Sampled RDDs contain the number of expected elements, but RDD.subtract(sample)
does nothing; the returned RDDs have the same # of elements as the originalRDD.
Here is the code...
long count0 = resultRDD.count();
JavaPairRDD<KeyBytesWritable, AggregationWritable> r1 =
resultRDD.sample(false, 0.50, 7);
JavaPairRDD<KeyBytesWritable, AggregationWritable> r2 =
resultRDD.subtract(r1);
long count1 = r1.count();
long count2 = r2.count(); /* count0 == count2 ?! */
System.out.printf("RESULT-RDD.COUNT=%d ... COUNT1=%d ... COUNT2=%d \n",
count0, count1, count2);
The printf output shows nothing was subtracted from the original rdd.
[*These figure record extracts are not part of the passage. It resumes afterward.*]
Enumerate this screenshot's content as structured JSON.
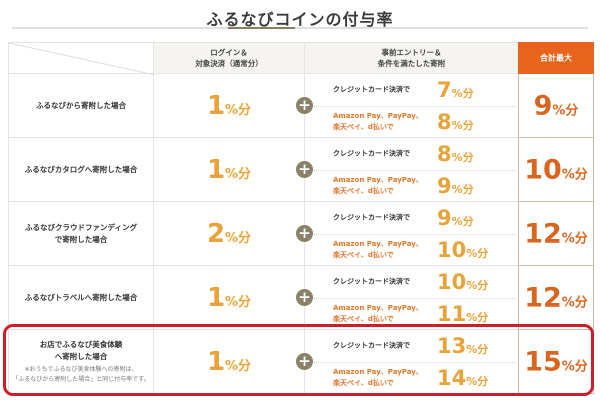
{
  "title": "ふるなびコインの付与率",
  "colors": {
    "accent_orange": "#e8641c",
    "rate_yellow": "#e8a33a",
    "total_orange": "#d9661e",
    "highlight_red": "#cc1f2c"
  },
  "header": {
    "login": "ログイン＆\n対象決済（通常分）",
    "entry": "事前エントリー＆\n条件を満たした寄附",
    "total": "合計最大"
  },
  "unit": "%分",
  "plus_icon": "+",
  "rows": [
    {
      "label": "ふるなびから寄附した場合",
      "note": "",
      "login": "1",
      "credit_label": "クレジットカード決済で",
      "credit": "7",
      "pay_label": "Amazon Pay、PayPay、\n楽天ペイ、d払いで",
      "pay": "8",
      "total": "9"
    },
    {
      "label": "ふるなびカタログへ寄附した場合",
      "note": "",
      "login": "1",
      "credit_label": "クレジットカード決済で",
      "credit": "8",
      "pay_label": "Amazon Pay、PayPay、\n楽天ペイ、d払いで",
      "pay": "9",
      "total": "10"
    },
    {
      "label": "ふるなびクラウドファンディング\nで寄附した場合",
      "note": "",
      "login": "2",
      "credit_label": "クレジットカード決済で",
      "credit": "9",
      "pay_label": "Amazon Pay、PayPay、\n楽天ペイ、d払いで",
      "pay": "10",
      "total": "12"
    },
    {
      "label": "ふるなびトラベルへ寄附した場合",
      "note": "",
      "login": "1",
      "credit_label": "クレジットカード決済で",
      "credit": "10",
      "pay_label": "Amazon Pay、PayPay、\n楽天ペイ、d払いで",
      "pay": "11",
      "total": "12"
    },
    {
      "label": "お店でふるなび美食体験\nへ寄附した場合",
      "note": "※おうちでふるなび美食体験への寄附は、\n「ふるなびから寄附した場合」と同じ付与率です。",
      "login": "1",
      "credit_label": "クレジットカード決済で",
      "credit": "13",
      "pay_label": "Amazon Pay、PayPay、\n楽天ペイ、d払いで",
      "pay": "14",
      "total": "15"
    }
  ]
}
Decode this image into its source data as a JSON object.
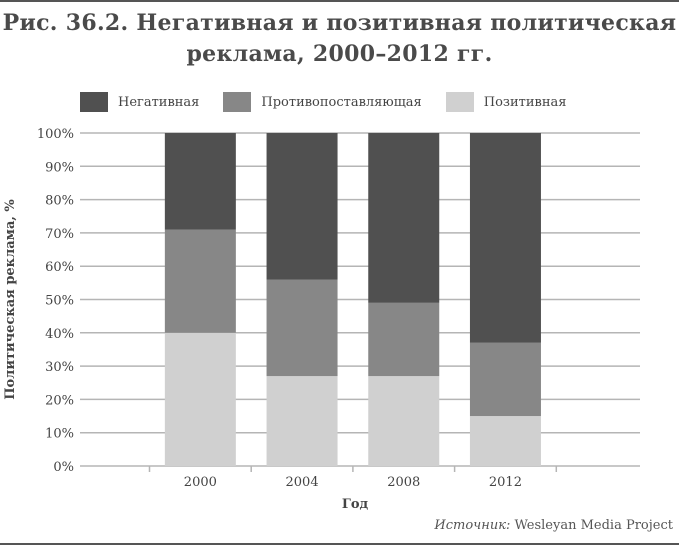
{
  "chart_data": {
    "type": "bar",
    "stacked": true,
    "title": "Рис. 36.2. Негативная и позитивная политическая реклама, 2000–2012 гг.",
    "title_lines": [
      "Рис. 36.2. Негативная и позитивная политическая",
      "реклама, 2000–2012 гг."
    ],
    "xlabel": "Год",
    "ylabel": "Политическая реклама, %",
    "ylim": [
      0,
      100
    ],
    "yticks": [
      "0%",
      "10%",
      "20%",
      "30%",
      "40%",
      "50%",
      "60%",
      "70%",
      "80%",
      "90%",
      "100%"
    ],
    "categories": [
      "2000",
      "2004",
      "2008",
      "2012"
    ],
    "series": [
      {
        "name": "Позитивная",
        "color": "#d0d0d0",
        "values": [
          40,
          27,
          27,
          15
        ]
      },
      {
        "name": "Противопоставляющая",
        "color": "#878787",
        "values": [
          31,
          29,
          22,
          22
        ]
      },
      {
        "name": "Негативная",
        "color": "#505050",
        "values": [
          29,
          44,
          51,
          63
        ]
      }
    ],
    "legend_order": [
      "Негативная",
      "Противопоставляющая",
      "Позитивная"
    ],
    "legend": "top",
    "grid": true
  },
  "source": {
    "label": "Источник:",
    "text": "Wesleyan Media Project"
  }
}
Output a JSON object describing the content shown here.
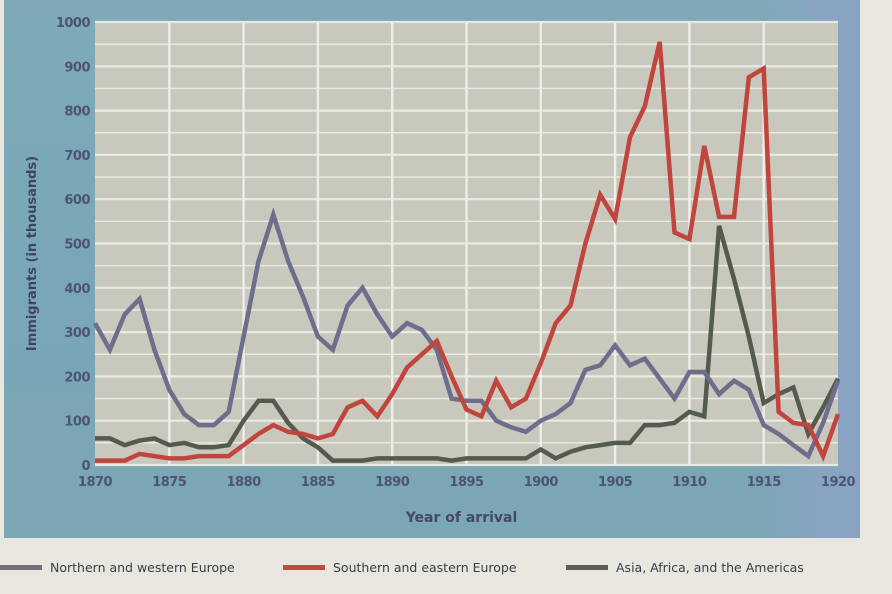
{
  "chart_data": {
    "type": "line",
    "title": "",
    "xlabel": "Year of arrival",
    "ylabel": "Immigrants (in thousands)",
    "ylim": [
      0,
      1000
    ],
    "xlim": [
      1870,
      1920
    ],
    "grid": true,
    "legend_position": "bottom",
    "y_ticks": [
      "0",
      "100",
      "200",
      "300",
      "400",
      "500",
      "600",
      "700",
      "800",
      "900",
      "1000"
    ],
    "x_ticks": [
      "1870",
      "1875",
      "1880",
      "1885",
      "1890",
      "1895",
      "1900",
      "1905",
      "1910",
      "1915",
      "1920"
    ],
    "x": [
      1870,
      1871,
      1872,
      1873,
      1874,
      1875,
      1876,
      1877,
      1878,
      1879,
      1880,
      1881,
      1882,
      1883,
      1884,
      1885,
      1886,
      1887,
      1888,
      1889,
      1890,
      1891,
      1892,
      1893,
      1894,
      1895,
      1896,
      1897,
      1898,
      1899,
      1900,
      1901,
      1902,
      1903,
      1904,
      1905,
      1906,
      1907,
      1908,
      1909,
      1910,
      1911,
      1912,
      1913,
      1914,
      1915,
      1916,
      1917,
      1918,
      1919,
      1920
    ],
    "series": [
      {
        "name": "Northern and western Europe",
        "color": "#6e6d8c",
        "values": [
          320,
          260,
          340,
          375,
          260,
          170,
          115,
          90,
          90,
          120,
          290,
          460,
          565,
          460,
          380,
          290,
          260,
          360,
          400,
          340,
          290,
          320,
          305,
          260,
          150,
          145,
          145,
          100,
          85,
          75,
          100,
          115,
          140,
          215,
          225,
          270,
          225,
          240,
          195,
          150,
          210,
          210,
          160,
          190,
          170,
          90,
          70,
          45,
          20,
          95,
          190
        ]
      },
      {
        "name": "Southern and eastern Europe",
        "color": "#c0453d",
        "values": [
          10,
          10,
          10,
          25,
          20,
          15,
          15,
          20,
          20,
          20,
          45,
          70,
          90,
          75,
          70,
          60,
          70,
          130,
          145,
          110,
          160,
          220,
          250,
          280,
          200,
          125,
          110,
          190,
          130,
          150,
          230,
          320,
          360,
          500,
          610,
          555,
          740,
          810,
          955,
          525,
          510,
          720,
          560,
          560,
          875,
          895,
          120,
          95,
          90,
          20,
          115
        ]
      },
      {
        "name": "Asia, Africa, and the Americas",
        "color": "#555a4f",
        "values": [
          60,
          60,
          45,
          55,
          60,
          45,
          50,
          40,
          40,
          45,
          100,
          145,
          145,
          95,
          60,
          40,
          10,
          10,
          10,
          15,
          15,
          15,
          15,
          15,
          10,
          15,
          15,
          15,
          15,
          15,
          35,
          15,
          30,
          40,
          45,
          50,
          50,
          90,
          90,
          95,
          120,
          110,
          540,
          420,
          290,
          140,
          160,
          175,
          70,
          130,
          195
        ]
      }
    ]
  },
  "legend": {
    "items": [
      {
        "label": "Northern and western Europe",
        "color": "#6f6f78"
      },
      {
        "label": "Southern and eastern Europe",
        "color": "#c04a3e"
      },
      {
        "label": "Asia, Africa, and the Americas",
        "color": "#5a5c55"
      }
    ]
  },
  "colors": {
    "panel": "#7aa7b7",
    "plot_bg": "#c9c8bd",
    "grid": "#eeeee8",
    "page_bg": "#e9e6e0"
  }
}
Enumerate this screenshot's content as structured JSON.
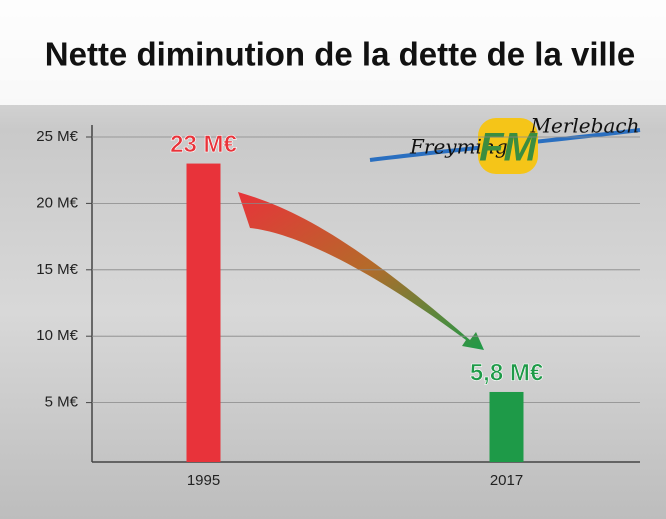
{
  "chart_data": {
    "type": "bar",
    "title": "Nette diminution de la dette de la ville",
    "categories": [
      "1995",
      "2017"
    ],
    "values": [
      23,
      5.8
    ],
    "value_labels": [
      "23 M€",
      "5,8 M€"
    ],
    "colors": [
      "#e8333a",
      "#1e9a48"
    ],
    "ylim": [
      0,
      25
    ],
    "yticks": [
      {
        "value": 5,
        "label": "5 M€"
      },
      {
        "value": 10,
        "label": "10 M€"
      },
      {
        "value": 15,
        "label": "15 M€"
      },
      {
        "value": 20,
        "label": "20 M€"
      },
      {
        "value": 25,
        "label": "25 M€"
      }
    ],
    "grid": true,
    "annotations": [
      "Freyming",
      "FM",
      "Merlebach"
    ]
  }
}
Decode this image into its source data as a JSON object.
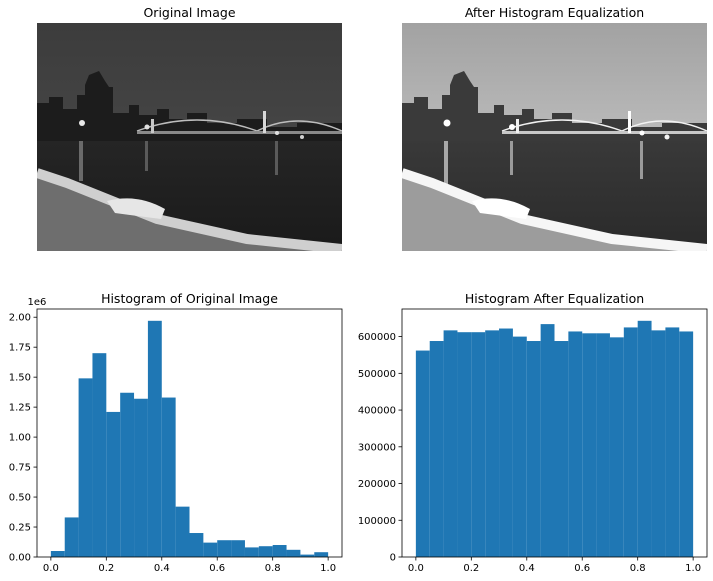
{
  "figure": {
    "top_left_title": "Original Image",
    "top_right_title": "After Histogram Equalization"
  },
  "chart_data": [
    {
      "type": "bar",
      "title": "Histogram of Original Image",
      "xlabel": "",
      "ylabel": "",
      "offset_text": "1e6",
      "bin_edges": [
        0.0,
        0.05,
        0.1,
        0.15,
        0.2,
        0.25,
        0.3,
        0.35,
        0.4,
        0.45,
        0.5,
        0.55,
        0.6,
        0.65,
        0.7,
        0.75,
        0.8,
        0.85,
        0.9,
        0.95,
        1.0
      ],
      "values": [
        50000,
        330000,
        1490000,
        1700000,
        1210000,
        1370000,
        1320000,
        1970000,
        1330000,
        420000,
        200000,
        120000,
        140000,
        140000,
        80000,
        90000,
        100000,
        60000,
        20000,
        40000
      ],
      "xlim": [
        -0.05,
        1.05
      ],
      "ylim": [
        0,
        2068500
      ],
      "xticks": [
        0.0,
        0.2,
        0.4,
        0.6,
        0.8,
        1.0
      ],
      "xtick_labels": [
        "0.0",
        "0.2",
        "0.4",
        "0.6",
        "0.8",
        "1.0"
      ],
      "yticks": [
        0,
        250000,
        500000,
        750000,
        1000000,
        1250000,
        1500000,
        1750000,
        2000000
      ],
      "ytick_labels": [
        "0.00",
        "0.25",
        "0.50",
        "0.75",
        "1.00",
        "1.25",
        "1.50",
        "1.75",
        "2.00"
      ],
      "color": "#1f77b4",
      "grid": false
    },
    {
      "type": "bar",
      "title": "Histogram After Equalization",
      "xlabel": "",
      "ylabel": "",
      "bin_edges": [
        0.0,
        0.05,
        0.1,
        0.15,
        0.2,
        0.25,
        0.3,
        0.35,
        0.4,
        0.45,
        0.5,
        0.55,
        0.6,
        0.65,
        0.7,
        0.75,
        0.8,
        0.85,
        0.9,
        0.95,
        1.0
      ],
      "values": [
        562000,
        588000,
        617000,
        612000,
        612000,
        617000,
        622000,
        600000,
        588000,
        634000,
        588000,
        614000,
        609000,
        609000,
        598000,
        625000,
        643000,
        617000,
        625000,
        614000
      ],
      "xlim": [
        -0.05,
        1.05
      ],
      "ylim": [
        0,
        675150
      ],
      "xticks": [
        0.0,
        0.2,
        0.4,
        0.6,
        0.8,
        1.0
      ],
      "xtick_labels": [
        "0.0",
        "0.2",
        "0.4",
        "0.6",
        "0.8",
        "1.0"
      ],
      "yticks": [
        0,
        100000,
        200000,
        300000,
        400000,
        500000,
        600000
      ],
      "ytick_labels": [
        "0",
        "100000",
        "200000",
        "300000",
        "400000",
        "500000",
        "600000"
      ],
      "color": "#1f77b4",
      "grid": false
    }
  ]
}
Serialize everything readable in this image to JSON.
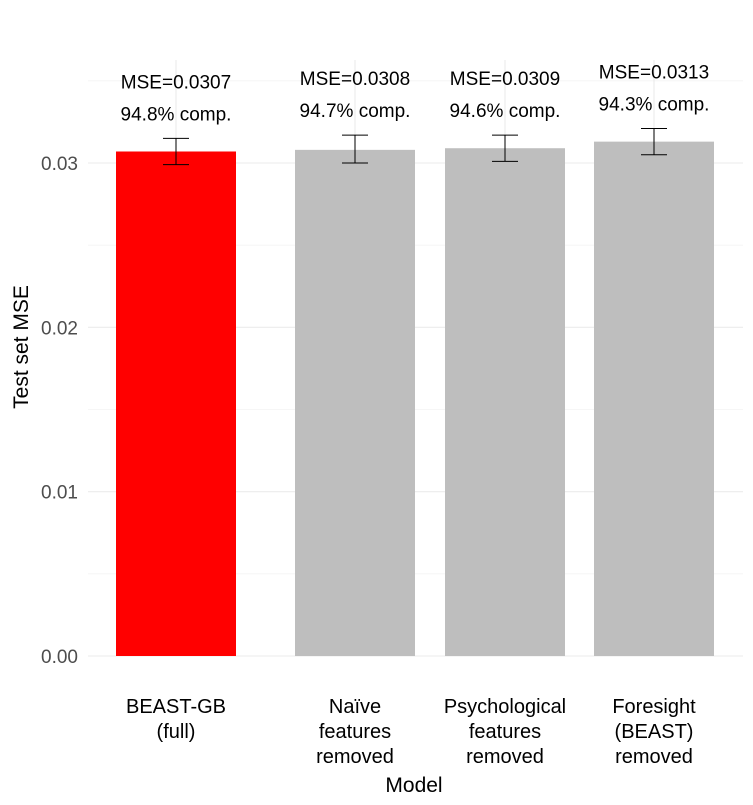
{
  "chart_data": {
    "type": "bar",
    "title": "",
    "xlabel": "Model",
    "ylabel": "Test set MSE",
    "ylim": [
      0,
      0.0355
    ],
    "yticks": [
      0.0,
      0.01,
      0.02,
      0.03
    ],
    "ytick_labels": [
      "0.00",
      "0.01",
      "0.02",
      "0.03"
    ],
    "grid": true,
    "legend": "none",
    "categories": [
      [
        "BEAST-GB",
        "(full)"
      ],
      [
        "Naïve",
        "features",
        "removed"
      ],
      [
        "Psychological",
        "features",
        "removed"
      ],
      [
        "Foresight",
        "(BEAST)",
        "removed"
      ]
    ],
    "values": [
      0.0307,
      0.0308,
      0.0309,
      0.0313
    ],
    "error_low": [
      0.0299,
      0.03,
      0.0301,
      0.0305
    ],
    "error_high": [
      0.0315,
      0.0317,
      0.0317,
      0.0321
    ],
    "annotations": [
      [
        "MSE=0.0307",
        "94.8% comp."
      ],
      [
        "MSE=0.0308",
        "94.7% comp."
      ],
      [
        "MSE=0.0309",
        "94.6% comp."
      ],
      [
        "MSE=0.0313",
        "94.3% comp."
      ]
    ],
    "colors": [
      "#ff0000",
      "#bebebe",
      "#bebebe",
      "#bebebe"
    ]
  }
}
Am I
using the subtract method incorrectly?
The goal is to split a very large Pair-RDD containing 1 partition into a
Pair-RDD containing many smaller partitions in hopes that this will fix OOM
errors during a reduceByKey task.
After much tweaking of jvm GC parameters there is improvement, but eventually,
the job just stalls out - no OOM, but no progress (jstack and jmap shows
workers' new-gen is maxed out during RDD de-serialization).
Does anyone have any suggestions?
Thanks,
Stan